WARNING: Some of the images and descriptions in this story are disturbing. Discretion is advised.
Residents of the Sakura So Residence in Vancouver’s Downtown Eastside told Global News Thursday that crews in hazmat gear were at work inside the building.
This comes one day after Global News reported on the living conditions inside the SRO, which one inhabitant described as “atrocious.”
Joshua Coyne said most of the bathrooms were not usable and were unsanitary.
This includes feces on the ground and the walls, overflowing toilets, garbage everywhere and infestations of bugs.
The single-room-occupancy hotel, or SRO, is owned and operated by the Lookout Housing Society.
In a statement to Global News, the organization said the “recent news coverage of the Sakuro So reflects badly on (its) legacy and gives an inaccurate account of who we are and what we do.”
It said the washrooms Coyne showed to Global News were out of order, locked and labelled as awaiting major repairs.
It described the building as in “general good condition” with four “fully functioning” clean washrooms for residents to access.”
Coyne, who lives in the building with his partner, said he was not surprised to see cleaners in the building on Thursday due to the media attention on the situation.
“Today every manager was there, there were many staff there, all frantically running around, angrily glaring at me and giving me attitude, which I’m frankly not concerned about,” he said.
Coyne said he still believes the City of Vancouver or the provincial government should take over the management of the building.
In 2014, the City of Vancouver approved a grant of $190,000 to Lookout for renovation and material improvements to the Sakura So.
A spokesperson for the city confirmed that grant was the only one for the SRO hotel.
The city said staff proactively inspect SRO housing at least once a year to ensure compliance with city bylaws.
“This process involves a room-to-room inspection of the property, this also includes common areas such as hallways and shared bathrooms,” a spokesperson said in a statement. “Through the annual inspection, inspectors identify life safety and non-life safety issues for follow-up.”

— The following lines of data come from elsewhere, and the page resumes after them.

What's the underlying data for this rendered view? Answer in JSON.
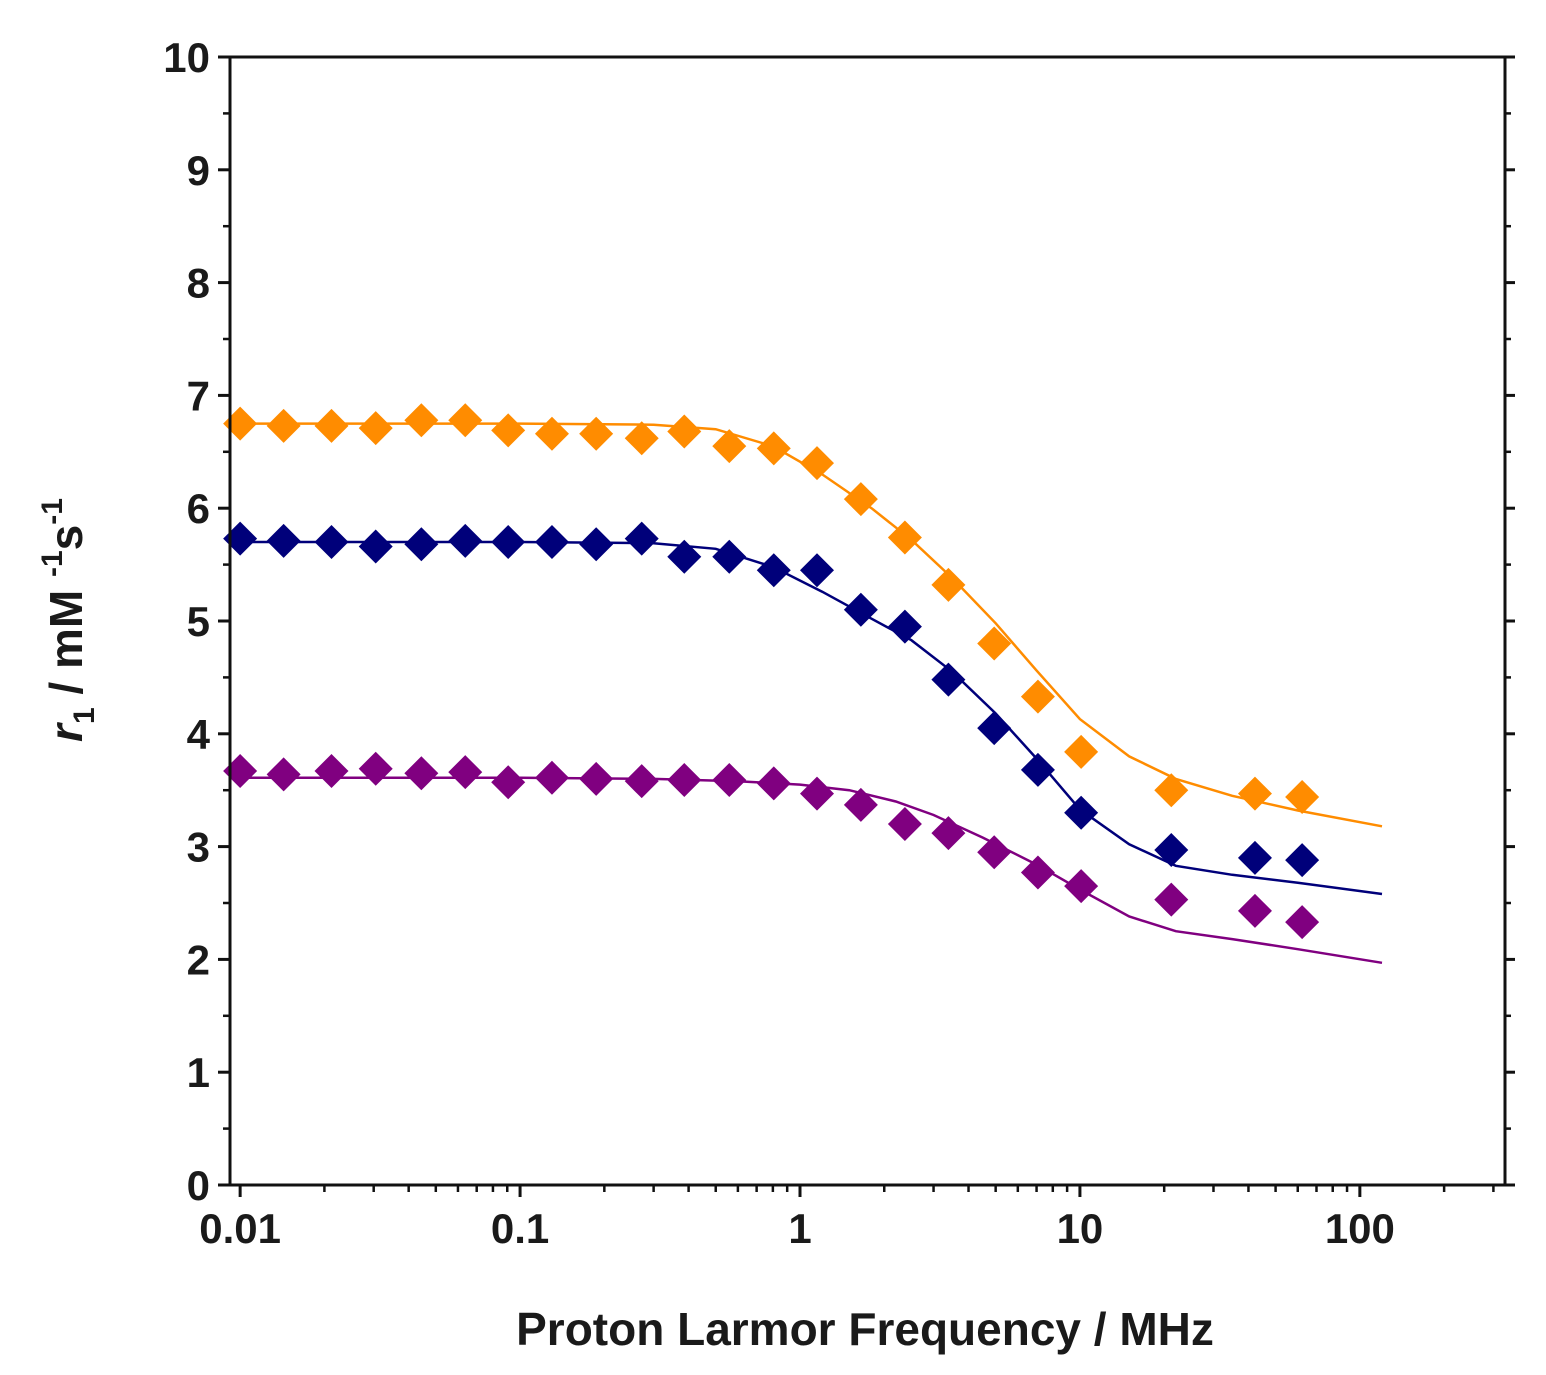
{
  "chart_data": {
    "type": "scatter",
    "title": "",
    "xlabel": "Proton Larmor Frequency / MHz",
    "ylabel": {
      "r": "r",
      "sub": "1",
      "unit_a": " / mM ",
      "sup1": "-1",
      "unit_b": "s",
      "sup2": "-1"
    },
    "xscale": "log",
    "xlim": [
      0.0092,
      330
    ],
    "ylim": [
      0,
      10
    ],
    "x_ticks": [
      0.01,
      0.1,
      1,
      10,
      100
    ],
    "x_tick_labels": [
      "0.01",
      "0.1",
      "1",
      "10",
      "100"
    ],
    "y_ticks": [
      0,
      1,
      2,
      3,
      4,
      5,
      6,
      7,
      8,
      9,
      10
    ],
    "y_tick_labels": [
      "0",
      "1",
      "2",
      "3",
      "4",
      "5",
      "6",
      "7",
      "8",
      "9",
      "10"
    ],
    "x": [
      0.01,
      0.0143,
      0.0212,
      0.0305,
      0.0444,
      0.0637,
      0.0907,
      0.13,
      0.187,
      0.272,
      0.386,
      0.559,
      0.806,
      1.15,
      1.65,
      2.37,
      3.39,
      4.94,
      7.08,
      10.1,
      21.2,
      42.2,
      62.2
    ],
    "series": [
      {
        "name": "orange",
        "color": "#ff8c00",
        "marker": "diamond",
        "values": [
          6.75,
          6.73,
          6.73,
          6.71,
          6.78,
          6.78,
          6.69,
          6.66,
          6.66,
          6.62,
          6.68,
          6.55,
          6.53,
          6.4,
          6.08,
          5.74,
          5.32,
          4.8,
          4.33,
          3.84,
          3.5,
          3.47,
          3.44
        ],
        "fit": {
          "x": [
            0.01,
            0.03,
            0.1,
            0.3,
            0.5,
            0.8,
            1.2,
            1.8,
            2.5,
            3.5,
            5,
            7,
            10,
            15,
            22,
            35,
            60,
            120
          ],
          "y": [
            6.75,
            6.75,
            6.75,
            6.74,
            6.7,
            6.55,
            6.3,
            6.0,
            5.72,
            5.38,
            4.98,
            4.56,
            4.13,
            3.8,
            3.6,
            3.45,
            3.32,
            3.18
          ]
        }
      },
      {
        "name": "navy",
        "color": "#00007a",
        "marker": "diamond",
        "values": [
          5.73,
          5.71,
          5.7,
          5.66,
          5.68,
          5.71,
          5.7,
          5.7,
          5.68,
          5.73,
          5.57,
          5.57,
          5.45,
          5.45,
          5.1,
          4.95,
          4.48,
          4.05,
          3.68,
          3.3,
          2.97,
          2.9,
          2.88
        ],
        "fit": {
          "x": [
            0.01,
            0.03,
            0.1,
            0.3,
            0.5,
            0.8,
            1.2,
            1.8,
            2.5,
            3.5,
            5,
            7,
            10,
            15,
            22,
            35,
            60,
            120
          ],
          "y": [
            5.7,
            5.7,
            5.7,
            5.69,
            5.64,
            5.48,
            5.26,
            5.02,
            4.83,
            4.55,
            4.18,
            3.78,
            3.33,
            3.02,
            2.83,
            2.75,
            2.68,
            2.58
          ]
        }
      },
      {
        "name": "purple",
        "color": "#800080",
        "marker": "diamond",
        "values": [
          3.67,
          3.64,
          3.67,
          3.69,
          3.65,
          3.66,
          3.57,
          3.61,
          3.6,
          3.58,
          3.59,
          3.59,
          3.56,
          3.47,
          3.37,
          3.2,
          3.12,
          2.95,
          2.77,
          2.65,
          2.53,
          2.43,
          2.33
        ],
        "fit": {
          "x": [
            0.01,
            0.03,
            0.1,
            0.3,
            0.6,
            1.0,
            1.5,
            2.2,
            3.0,
            4.5,
            7,
            10,
            15,
            22,
            35,
            60,
            120
          ],
          "y": [
            3.61,
            3.61,
            3.61,
            3.6,
            3.58,
            3.55,
            3.5,
            3.4,
            3.28,
            3.08,
            2.84,
            2.62,
            2.38,
            2.25,
            2.18,
            2.09,
            1.97
          ]
        }
      }
    ]
  }
}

The city confirmed an annual inspection was undertaken at the Sakura So in July 2022.
“At that time there were issues with both building maintenance and cleanliness. The building operator has addressed all but one of these, unrelated to cleanliness, and there is a scheduled follow-up inspection set for Jan. 18,” the city confirmed.
Staff encourages all residents to report building and cleanliness concerns by calling 311 or through the Van311 app.
In its statement, Lookout said that despite its limited funding, its top priority is to ensure the safety and livability of its sites and residents.
Coyne said he has repeatedly asked management of the Sakura So to fix the problems in the building and he has been ignored.
He added that calling a washroom clean requires more than a toilet that flushes.
“They’re unlivable,” he said. “They’re filthy. Like it’s not sanitary. If COVID is a concern like this, it’s, I don’t know, it’s much worse. I think, honestly, like there’s a lot of health concerns that could come from that. There’s no soap in the dispensers. Like it’s just — it’s not clean.”
Lookout said it provides housing for more than 1,700 people in shelters and supportive housing every night.